Diese Rechtsprechung führt dazu, dass im Rahmen der Leistungsfähigkeit des Unterhaltspflichtigen nach § 1581 BGB auch nachehelich geborene minderjährige oder privilegiert volljährige Kinder vorrangig zu berücksichtigen sind, weil deren Unterhalt nach § 1609 Nr. 1 BGB stets im ersten Rang geschuldet ist. Dass die Unterhaltspflicht für diese Kinder erst nachehelich entstanden ist, ist im Rahmen der Leistungsfähigkeit unerheblich, weil insoweit für die weiteren Unterhaltsberechtigten kein Vertrauensschutz dahingehend besteht, dass sich durch Wiederheirat und Gründung einer Zweitfamilie des Unterhaltspflichtigen der Kreis der unterhaltsberechtigten Personen nicht vergrößert und seine Unterhaltsquote nicht gekürzt wird (BT-Drucks. 16/1830 S. 24).
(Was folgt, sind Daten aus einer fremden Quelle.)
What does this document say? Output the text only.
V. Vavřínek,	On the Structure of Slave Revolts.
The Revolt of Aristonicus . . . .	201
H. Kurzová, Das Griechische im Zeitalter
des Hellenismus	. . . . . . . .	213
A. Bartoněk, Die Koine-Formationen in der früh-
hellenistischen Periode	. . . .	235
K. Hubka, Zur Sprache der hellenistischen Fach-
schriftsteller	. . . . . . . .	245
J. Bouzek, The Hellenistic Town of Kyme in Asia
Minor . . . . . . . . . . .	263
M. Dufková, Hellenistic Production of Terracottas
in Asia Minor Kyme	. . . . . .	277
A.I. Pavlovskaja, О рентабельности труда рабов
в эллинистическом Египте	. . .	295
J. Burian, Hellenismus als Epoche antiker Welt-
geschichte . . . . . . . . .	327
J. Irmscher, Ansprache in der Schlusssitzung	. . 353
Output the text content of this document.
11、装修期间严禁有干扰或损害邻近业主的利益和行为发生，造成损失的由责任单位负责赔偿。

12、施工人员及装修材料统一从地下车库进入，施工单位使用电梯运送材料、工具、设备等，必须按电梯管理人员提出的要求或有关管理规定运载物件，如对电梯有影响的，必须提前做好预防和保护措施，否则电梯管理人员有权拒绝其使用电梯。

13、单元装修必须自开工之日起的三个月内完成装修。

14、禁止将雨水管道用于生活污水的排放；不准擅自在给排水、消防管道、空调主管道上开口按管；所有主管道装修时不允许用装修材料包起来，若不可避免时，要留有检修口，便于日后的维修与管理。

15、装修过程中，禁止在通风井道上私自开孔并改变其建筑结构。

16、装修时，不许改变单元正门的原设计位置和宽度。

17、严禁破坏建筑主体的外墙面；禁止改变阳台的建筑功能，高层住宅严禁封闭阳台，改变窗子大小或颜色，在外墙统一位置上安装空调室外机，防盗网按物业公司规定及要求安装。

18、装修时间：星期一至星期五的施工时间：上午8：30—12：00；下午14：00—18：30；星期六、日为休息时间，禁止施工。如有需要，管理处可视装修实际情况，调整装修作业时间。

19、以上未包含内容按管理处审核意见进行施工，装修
b) Schließlich muss der Unterhaltspflichtige nach § 1581 BGB nur insoweit Unterhalt leisten, als es mit Rücksicht auf die Bedürfnisse und Erwerbsund Vermögensverhältnisse der geschiedenen Ehegatten der Billigkeit entspricht, wenn er nach seinen Erwerbs- und Vermögensverhältnissen unter Berücksichtigung seiner sonstigen Verpflichtungen außerstande ist, ohne Gefährdung des eigenen angemessenen Unterhalts den vollen Unterhalt der Unterhaltsberechtigten zu zahlen. Die Leistungsfähigkeit gegenüber einzelnen Unterhaltsberechtigten hängt mithin grundsätzlich auch von weiteren Unterhaltsverpflichtungen als sonstigen Verpflichtungen im Sinne des § 1581 Satz 1 BGB ab.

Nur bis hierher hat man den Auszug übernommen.